Législatives : Les jeunes, nouvelle cible des partis politiques
À l’approche des législatives du 23 septembre, les partis politiques intensifient leur campagne dans le Souss-Massa pour séduire les jeunes électeurs, en misant notamment sur les réseaux sociaux, les candidats de la nouvelle génération et des propositions liées à l’emploi, l’éducation et la santé.

À quelques jours des élections législatives du 23 septembre, les partis politiques intensifient leur présence dans la région Souss-Massa et cherchent à mobiliser un électorat jeune, très présent sur les réseaux sociaux mais encore peu actif dans les urnes.
À l’approche du scrutin, les formations politiques adaptent leur discours pour tenter de séduire les jeunes électeurs. Réunions de proximité, présence accrue sur les réseaux sociaux et mise en avant de jeunes candidats issus notamment de la société civile et du monde universitaire sont au cœur de cette stratégie.

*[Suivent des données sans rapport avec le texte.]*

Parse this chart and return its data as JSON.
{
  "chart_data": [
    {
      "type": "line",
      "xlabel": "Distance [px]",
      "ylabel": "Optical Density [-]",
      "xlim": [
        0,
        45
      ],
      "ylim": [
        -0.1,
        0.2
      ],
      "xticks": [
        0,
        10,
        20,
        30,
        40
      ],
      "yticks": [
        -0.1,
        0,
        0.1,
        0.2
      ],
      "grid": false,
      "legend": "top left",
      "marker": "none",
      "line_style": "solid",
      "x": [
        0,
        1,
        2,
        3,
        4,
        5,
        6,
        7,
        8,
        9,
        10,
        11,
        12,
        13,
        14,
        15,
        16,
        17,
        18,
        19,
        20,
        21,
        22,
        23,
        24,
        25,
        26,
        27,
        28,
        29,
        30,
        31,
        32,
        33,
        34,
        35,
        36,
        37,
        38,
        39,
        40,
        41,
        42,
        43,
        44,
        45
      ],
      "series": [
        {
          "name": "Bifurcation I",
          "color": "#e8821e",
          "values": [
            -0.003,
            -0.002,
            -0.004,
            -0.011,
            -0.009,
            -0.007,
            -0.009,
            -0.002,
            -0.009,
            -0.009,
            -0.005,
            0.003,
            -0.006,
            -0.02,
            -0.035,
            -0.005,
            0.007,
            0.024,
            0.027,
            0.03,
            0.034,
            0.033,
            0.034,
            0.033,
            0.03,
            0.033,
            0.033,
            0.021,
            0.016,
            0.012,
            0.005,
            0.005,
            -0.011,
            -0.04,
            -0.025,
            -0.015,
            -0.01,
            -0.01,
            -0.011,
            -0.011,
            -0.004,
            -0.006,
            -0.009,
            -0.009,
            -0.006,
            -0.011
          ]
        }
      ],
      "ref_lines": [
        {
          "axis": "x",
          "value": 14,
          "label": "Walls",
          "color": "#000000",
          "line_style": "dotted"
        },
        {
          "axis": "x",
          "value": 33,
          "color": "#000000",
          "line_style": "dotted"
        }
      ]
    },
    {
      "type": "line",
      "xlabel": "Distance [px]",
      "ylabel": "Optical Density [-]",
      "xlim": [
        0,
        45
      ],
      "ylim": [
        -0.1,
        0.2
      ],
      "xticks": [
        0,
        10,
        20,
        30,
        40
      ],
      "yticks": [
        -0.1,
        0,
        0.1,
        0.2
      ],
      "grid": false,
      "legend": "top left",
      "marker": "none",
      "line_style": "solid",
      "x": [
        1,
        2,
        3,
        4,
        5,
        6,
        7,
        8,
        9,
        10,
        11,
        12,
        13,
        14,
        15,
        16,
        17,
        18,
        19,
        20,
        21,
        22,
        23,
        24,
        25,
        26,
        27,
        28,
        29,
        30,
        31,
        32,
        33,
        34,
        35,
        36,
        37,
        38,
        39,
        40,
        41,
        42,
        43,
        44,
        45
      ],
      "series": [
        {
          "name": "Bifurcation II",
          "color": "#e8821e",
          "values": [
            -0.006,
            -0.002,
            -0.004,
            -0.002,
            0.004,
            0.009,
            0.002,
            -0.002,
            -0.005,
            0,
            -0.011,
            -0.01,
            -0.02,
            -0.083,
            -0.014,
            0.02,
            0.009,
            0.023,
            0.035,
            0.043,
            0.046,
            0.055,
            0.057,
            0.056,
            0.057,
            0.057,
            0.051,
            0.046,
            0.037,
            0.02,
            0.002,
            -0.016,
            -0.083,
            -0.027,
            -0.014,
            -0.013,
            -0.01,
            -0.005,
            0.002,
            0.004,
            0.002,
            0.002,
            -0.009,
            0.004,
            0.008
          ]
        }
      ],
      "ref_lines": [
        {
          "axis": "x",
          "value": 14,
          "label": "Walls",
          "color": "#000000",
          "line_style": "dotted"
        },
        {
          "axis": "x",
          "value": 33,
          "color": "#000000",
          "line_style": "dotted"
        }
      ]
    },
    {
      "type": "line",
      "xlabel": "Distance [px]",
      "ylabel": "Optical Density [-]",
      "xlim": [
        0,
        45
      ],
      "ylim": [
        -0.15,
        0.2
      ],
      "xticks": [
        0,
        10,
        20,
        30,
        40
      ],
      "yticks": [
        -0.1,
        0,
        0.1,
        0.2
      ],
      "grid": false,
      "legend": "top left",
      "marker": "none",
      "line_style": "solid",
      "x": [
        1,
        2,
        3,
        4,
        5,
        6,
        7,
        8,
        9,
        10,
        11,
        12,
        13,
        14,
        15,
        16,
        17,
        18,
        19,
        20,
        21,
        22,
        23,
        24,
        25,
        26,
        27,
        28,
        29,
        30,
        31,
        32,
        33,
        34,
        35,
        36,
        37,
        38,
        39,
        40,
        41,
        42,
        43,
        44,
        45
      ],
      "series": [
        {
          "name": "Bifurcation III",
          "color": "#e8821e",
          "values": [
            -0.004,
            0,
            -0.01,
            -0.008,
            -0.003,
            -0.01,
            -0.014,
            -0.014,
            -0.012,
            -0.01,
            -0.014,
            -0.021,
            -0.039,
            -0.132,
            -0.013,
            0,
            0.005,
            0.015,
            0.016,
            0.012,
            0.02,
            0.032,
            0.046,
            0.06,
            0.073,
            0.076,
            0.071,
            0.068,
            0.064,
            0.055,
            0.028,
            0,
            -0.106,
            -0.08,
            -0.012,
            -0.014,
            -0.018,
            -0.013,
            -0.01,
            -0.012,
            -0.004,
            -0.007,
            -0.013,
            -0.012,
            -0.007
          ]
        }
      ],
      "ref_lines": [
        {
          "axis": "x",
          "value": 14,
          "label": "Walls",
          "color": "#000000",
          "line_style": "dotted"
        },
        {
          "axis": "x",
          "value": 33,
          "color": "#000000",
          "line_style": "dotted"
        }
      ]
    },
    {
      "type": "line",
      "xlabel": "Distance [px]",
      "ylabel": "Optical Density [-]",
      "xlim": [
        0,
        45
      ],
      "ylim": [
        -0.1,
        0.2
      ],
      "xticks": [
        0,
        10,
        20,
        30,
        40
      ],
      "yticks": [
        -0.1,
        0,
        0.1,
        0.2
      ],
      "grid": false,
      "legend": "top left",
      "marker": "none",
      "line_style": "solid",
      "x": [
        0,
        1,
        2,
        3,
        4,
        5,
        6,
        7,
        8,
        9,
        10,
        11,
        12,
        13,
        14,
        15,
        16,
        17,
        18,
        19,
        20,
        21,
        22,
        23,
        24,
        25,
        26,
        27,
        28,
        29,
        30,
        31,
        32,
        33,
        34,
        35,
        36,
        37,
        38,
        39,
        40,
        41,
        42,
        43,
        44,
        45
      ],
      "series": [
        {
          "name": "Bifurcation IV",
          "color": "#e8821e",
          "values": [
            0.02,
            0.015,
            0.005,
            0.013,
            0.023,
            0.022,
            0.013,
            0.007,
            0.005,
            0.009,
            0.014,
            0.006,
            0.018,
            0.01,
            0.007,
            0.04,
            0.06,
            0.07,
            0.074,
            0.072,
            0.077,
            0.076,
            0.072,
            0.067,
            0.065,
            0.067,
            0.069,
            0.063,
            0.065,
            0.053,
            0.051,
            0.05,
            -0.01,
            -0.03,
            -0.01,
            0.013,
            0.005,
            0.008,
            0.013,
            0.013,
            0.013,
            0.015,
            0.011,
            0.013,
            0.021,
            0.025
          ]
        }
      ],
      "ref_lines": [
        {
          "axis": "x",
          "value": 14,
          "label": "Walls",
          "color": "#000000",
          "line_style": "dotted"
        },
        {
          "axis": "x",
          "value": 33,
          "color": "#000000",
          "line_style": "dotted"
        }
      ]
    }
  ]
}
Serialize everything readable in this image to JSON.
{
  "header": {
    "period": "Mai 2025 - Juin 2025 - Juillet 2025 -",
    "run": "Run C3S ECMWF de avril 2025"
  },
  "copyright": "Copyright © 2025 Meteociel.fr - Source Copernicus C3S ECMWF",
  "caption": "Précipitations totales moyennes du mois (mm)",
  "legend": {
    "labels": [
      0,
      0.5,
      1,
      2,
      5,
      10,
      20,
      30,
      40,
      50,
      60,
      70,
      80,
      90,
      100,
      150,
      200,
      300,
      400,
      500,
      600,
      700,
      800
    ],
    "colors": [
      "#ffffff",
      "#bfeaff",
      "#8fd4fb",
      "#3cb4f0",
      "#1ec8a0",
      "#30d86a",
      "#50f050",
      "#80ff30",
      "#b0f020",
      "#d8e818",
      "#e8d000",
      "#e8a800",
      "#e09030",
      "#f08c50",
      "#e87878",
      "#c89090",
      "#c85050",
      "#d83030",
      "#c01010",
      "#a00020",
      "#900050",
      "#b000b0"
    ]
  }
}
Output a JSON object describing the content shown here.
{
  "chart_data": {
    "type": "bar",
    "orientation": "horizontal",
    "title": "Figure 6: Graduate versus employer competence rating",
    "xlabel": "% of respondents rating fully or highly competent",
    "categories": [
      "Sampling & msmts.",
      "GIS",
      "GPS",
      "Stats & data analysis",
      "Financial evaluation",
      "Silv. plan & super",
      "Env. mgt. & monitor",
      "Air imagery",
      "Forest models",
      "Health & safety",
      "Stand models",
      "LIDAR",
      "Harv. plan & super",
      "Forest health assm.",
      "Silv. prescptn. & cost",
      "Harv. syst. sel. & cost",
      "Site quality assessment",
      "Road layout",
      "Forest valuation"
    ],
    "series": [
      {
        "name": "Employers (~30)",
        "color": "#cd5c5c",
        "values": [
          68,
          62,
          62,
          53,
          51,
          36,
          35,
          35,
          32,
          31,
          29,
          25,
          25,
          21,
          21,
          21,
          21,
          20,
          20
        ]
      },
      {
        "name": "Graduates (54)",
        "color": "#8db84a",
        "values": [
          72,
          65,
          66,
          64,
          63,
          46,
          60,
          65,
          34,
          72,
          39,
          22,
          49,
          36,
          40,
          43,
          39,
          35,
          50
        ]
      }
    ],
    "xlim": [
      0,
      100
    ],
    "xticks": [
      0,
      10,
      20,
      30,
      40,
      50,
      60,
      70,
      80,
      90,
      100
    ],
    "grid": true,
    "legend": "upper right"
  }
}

L’enjeu est important. Lors des dernières élections, la participation des jeunes âgés de 18 à 24 ans n’avait pas dépassé 24 %. Les partis cherchent donc à inverser cette tendance en mettant davantage l’accent sur les préoccupations de cette catégorie, notamment l’emploi, l’éducation, la formation, la santé et le logement.
Dans le Souss-Massa, plusieurs formations politiques multiplient également les appels à l’inscription sur les listes électorales. L’objectif est de renforcer la confiance des jeunes envers les partis et les institutions élues, tout en proposant une offre politique jugée plus proche de leurs attentes.
Un dispositif pour encourager les candidatures de jeunes
Le nouveau dispositif électoral prévoit par ailleurs des mesures destinées à favoriser la participation des jeunes à la vie politique. Un soutien financier est notamment prévu pour encourager la représentation des moins de 35 ans, ainsi que celle des femmes, des Marocains établis à l’étranger et des personnes en situation de handicap.
Les mécanismes de financement public des partis ont également été renforcés afin d’encourager la présentation de davantage de jeunes candidats lors des échéances électorales.
Sur le terrain, les attentes restent toutefois fortes. Mohamed, étudiant en droit à l’Université Ibn Zohr, estime que le désintérêt d’une partie des jeunes s’explique notamment par le manque de mesures concrètes en leur faveur et par leur faible représentation parmi les candidats.
Pour cet habitant d’Inezgane, les partis doivent davantage répondre aux préoccupations liées à l’emploi, l’éducation, la formation, l’accès au logement et aux soins de santé.
Un point de vue que ne partage pas totalement Soukaina, membre de la jeunesse d’un parti politique. Selon elle, les jeunes restent intéressés par la vie politique, comme en témoignent les débats qu’ils mènent quotidiennement sur les réseaux sociaux.
Elle estime que les jeunes doivent également s’impliquer davantage dans la vie partisane et défendre directement les questions qui les concernent.
Pour les observateurs, la mobilisation de cet électorat dépendra surtout de la capacité des partis à présenter des solutions concrètes et réalisables, à accorder une place plus importante aux enjeux de jeunesse et à renouveler leurs élites avec de nouveaux profils capables de répondre aux défis actuels et futurs.